Two months ago, Republicans in Georgia won more votes for Senate than the Democratic candidates, even as Joe Biden defeated President Trump at the top of the ticket. On Tuesday for the runoff races, the Georgia electorate was very different; so was the outcome.
Jon Ossoff and Raphael Warnock prevailed in Georgia with the help of superior Democratic turnout, especially among Black Georgians, which allowed them to overcome their disadvantage with voters who might have been decisive in Mr. Biden’s victory but voted Republican down-ballot.
An authoritative analysis of the results won’t be possible until the state releases detailed data on exactly who voted and who stayed home. But the data available so far shows that Democrats benefited from a more favorable electorate, as a greater proportion of Democrats and especially Black voters returned to the polls than Republicans and white voters without college degrees. (The accompanying map shows how the margins shifted for Mr. Ossoff in his race against David Perdue; the map for Mr. Warnock vs. Kelly Loeffler, not shown, is essentially the same.)
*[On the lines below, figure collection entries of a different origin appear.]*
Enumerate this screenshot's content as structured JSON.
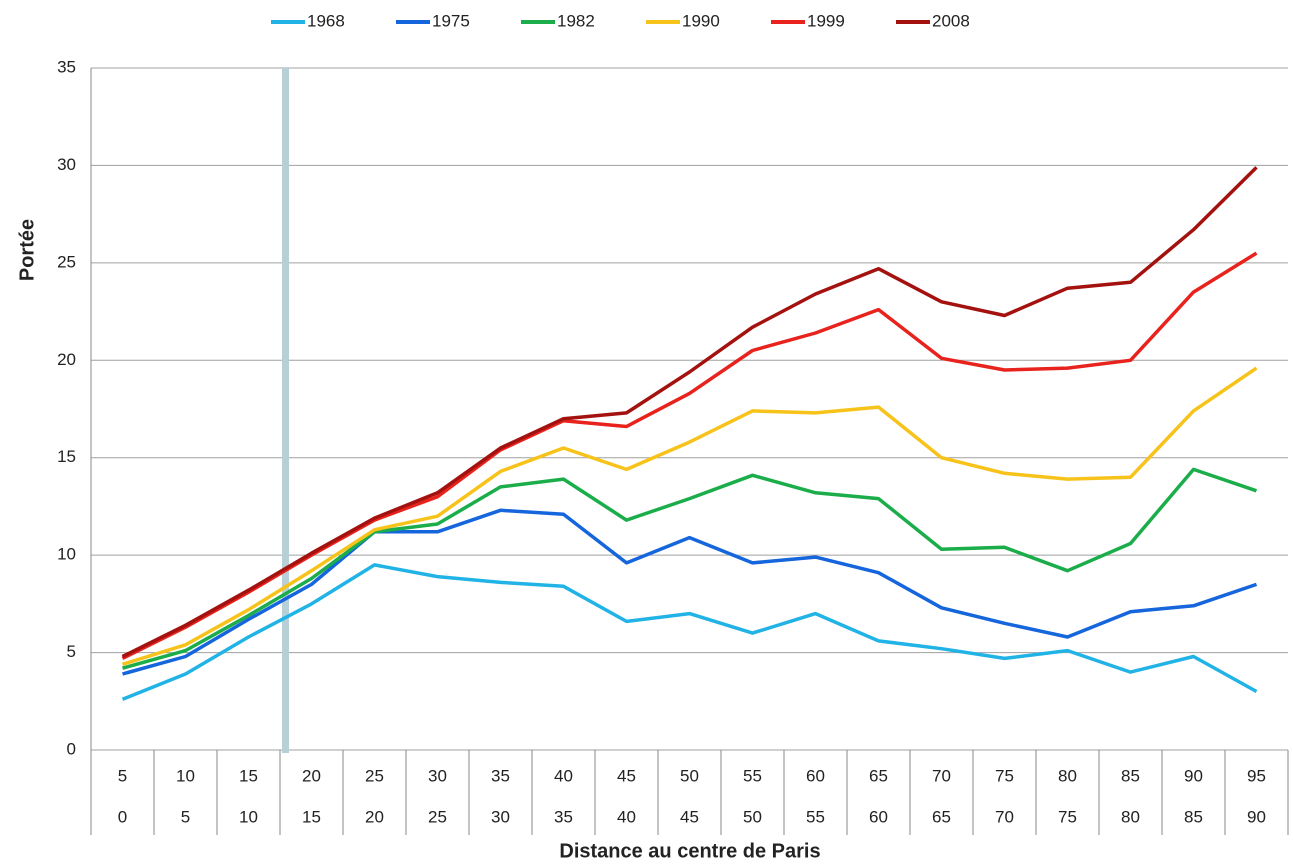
{
  "chart_data": {
    "type": "line",
    "x_title": "Distance au centre de Paris",
    "y_title": "Portée",
    "categories": [
      "5",
      "10",
      "15",
      "20",
      "25",
      "30",
      "35",
      "40",
      "45",
      "50",
      "55",
      "60",
      "65",
      "70",
      "75",
      "80",
      "85",
      "90",
      "95"
    ],
    "categories_sub": [
      "0",
      "5",
      "10",
      "15",
      "20",
      "25",
      "30",
      "35",
      "40",
      "45",
      "50",
      "55",
      "60",
      "65",
      "70",
      "75",
      "80",
      "85",
      "90"
    ],
    "ylim": [
      0,
      35
    ],
    "yticks": [
      0,
      5,
      10,
      15,
      20,
      25,
      30,
      35
    ],
    "grid": true,
    "legend": "top",
    "series": [
      {
        "name": "1968",
        "color": "#21b3e6",
        "values": [
          2.6,
          3.9,
          5.8,
          7.5,
          9.5,
          8.9,
          8.6,
          8.4,
          6.6,
          7.0,
          6.0,
          7.0,
          5.6,
          5.2,
          4.7,
          5.1,
          4.0,
          4.8,
          3.0
        ]
      },
      {
        "name": "1975",
        "color": "#1565dc",
        "values": [
          3.9,
          4.8,
          6.7,
          8.5,
          11.2,
          11.2,
          12.3,
          12.1,
          9.6,
          10.9,
          9.6,
          9.9,
          9.1,
          7.3,
          6.5,
          5.8,
          7.1,
          7.4,
          8.5
        ]
      },
      {
        "name": "1982",
        "color": "#1aad4a",
        "values": [
          4.2,
          5.1,
          6.9,
          8.8,
          11.2,
          11.6,
          13.5,
          13.9,
          11.8,
          12.9,
          14.1,
          13.2,
          12.9,
          10.3,
          10.4,
          9.2,
          10.6,
          14.4,
          13.3
        ]
      },
      {
        "name": "1990",
        "color": "#f7c31a",
        "values": [
          4.4,
          5.4,
          7.2,
          9.2,
          11.3,
          12.0,
          14.3,
          15.5,
          14.4,
          15.8,
          17.4,
          17.3,
          17.6,
          15.0,
          14.2,
          13.9,
          14.0,
          17.4,
          19.6
        ]
      },
      {
        "name": "1999",
        "color": "#e8221c",
        "values": [
          4.7,
          6.3,
          8.1,
          10.0,
          11.8,
          13.0,
          15.4,
          16.9,
          16.6,
          18.3,
          20.5,
          21.4,
          22.6,
          20.1,
          19.5,
          19.6,
          20.0,
          23.5,
          25.5
        ]
      },
      {
        "name": "2008",
        "color": "#a3120f",
        "values": [
          4.8,
          6.4,
          8.2,
          10.1,
          11.9,
          13.2,
          15.5,
          17.0,
          17.3,
          19.4,
          21.7,
          23.4,
          24.7,
          23.0,
          22.3,
          23.7,
          24.0,
          26.7,
          29.9
        ]
      }
    ]
  }
}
Over all, turnout reached a remarkable 92 percent of 2020 general-election levels in precincts carried by Mr. Biden in November, compared with 88 percent of general election-levels in the precincts carried by Mr. Trump. These tallies include Upshot estimates of the remaining uncounted vote by precinct, and it suggests that nearly all of the Democratic gains since the November election can be attributed to the relatively stronger Democratic turnout.
A majority of Georgia’s Democratic voters are Black — they are roughly 30 percent of the overall electorate — and it was these voters who drove the stronger Democratic turnout. Over all, turnout reached 93 percent of 2020 levels in precincts where Black voters represented at least 80 percent of the electorate. In comparison, turnout fell to 87 percent of general election- levels in white working-class precincts.
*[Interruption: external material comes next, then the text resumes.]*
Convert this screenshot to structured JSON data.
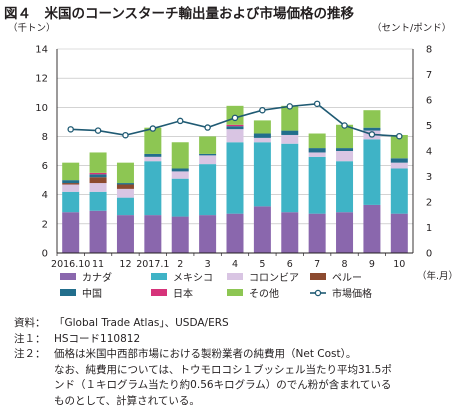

In any election, it can be hard to decide whether to frame the result as a strong turnout for one side as opposed to a weak one from the other. In this election, it is easier to argue that the Black and Democratic turnout was strong rather than to say that the Republican turnout was weak. Republican turnout was extremely strong for a runoff election; had analysts been told of G.O.P. turnout in advance, most would have assumed the Republicans were on track to win.
The relatively strong Democratic turnout produced such a marked shift in part because the November election featured relatively weak Black turnout. In the November election, the Black share of the Georgia electorate appeared to fall to its lowest level since 2006; Black turnout, though it increased, did so to a lesser degree than non-Black turnout. In part for this reason, Democrats had legitimate cause to hope they could enjoy a more favorable electorate in the runoff than in the general, even though they have tended to fare worse in Georgia runoffs over the last two decades.
It will be some time before the Black share of the runoff electorate can be nailed down with precision, but the results by precinct and early voting data suggest it may rise two points higher than in the general election, to a level not seen in the state since Barack Obama’s re-election bid in 2012.
As a result, Democratic gains were concentrated in the relatively Black and Democratic areas where superior Democratic turnout overwhelmed Republican support.
Democrats made their largest gains in the predominantly Black counties of the so-called Black Belt — a region named for its fertile soil but now associated with the voters whose ancestors were enslaved to till it — as well as the growing majority-Black suburbs south of Atlanta.
Democrats also made gains in the state’s small number of majority-Hispanic areas. Turnout fell to a far greater extent in these precincts than they did elsewhere in the state. The Democratic gains in these precincts might have been because a decline in Hispanic turnout increased the Black share of the electorate in relatively diverse but predominantly Hispanic precincts, or because the Latino voters who stayed home were relatively likely to back Republicans in November.
At the same time, the relatively limited Democratic gains in Republican areas suggest that there was virtually no shift in voter preference since the November election, despite hundreds of millions of dollars in television advertisements.
Democrats had cause for hope they might change some minds. Mr. Biden had run ahead of the Democratic Senate candidates in November, and they sought to lure some of these voters to their side — especially after the president’s effort to foment doubts about the outcome of the November election. Instead, Republican candidates fared even better in affluent precincts — those with a median income over $80,000 per year — than they did in the general election, and in the precincts where Republican candidates ran farthest ahead of Mr. Trump in November.
It is hard to tell whether any Republican gains in these precincts can be explained by underlying shifts in turnout or an intentional shift to ensure divided government. If there is any silver lining for Republicans in the election, it is the possibility that these voters — who are decisive in many competitive congressional districts even if not always in statewide elections — may be inclined to serve as a check against the Democrats in the midterms, as has often been the case in recent political history.
For now, it won’t be much consolation.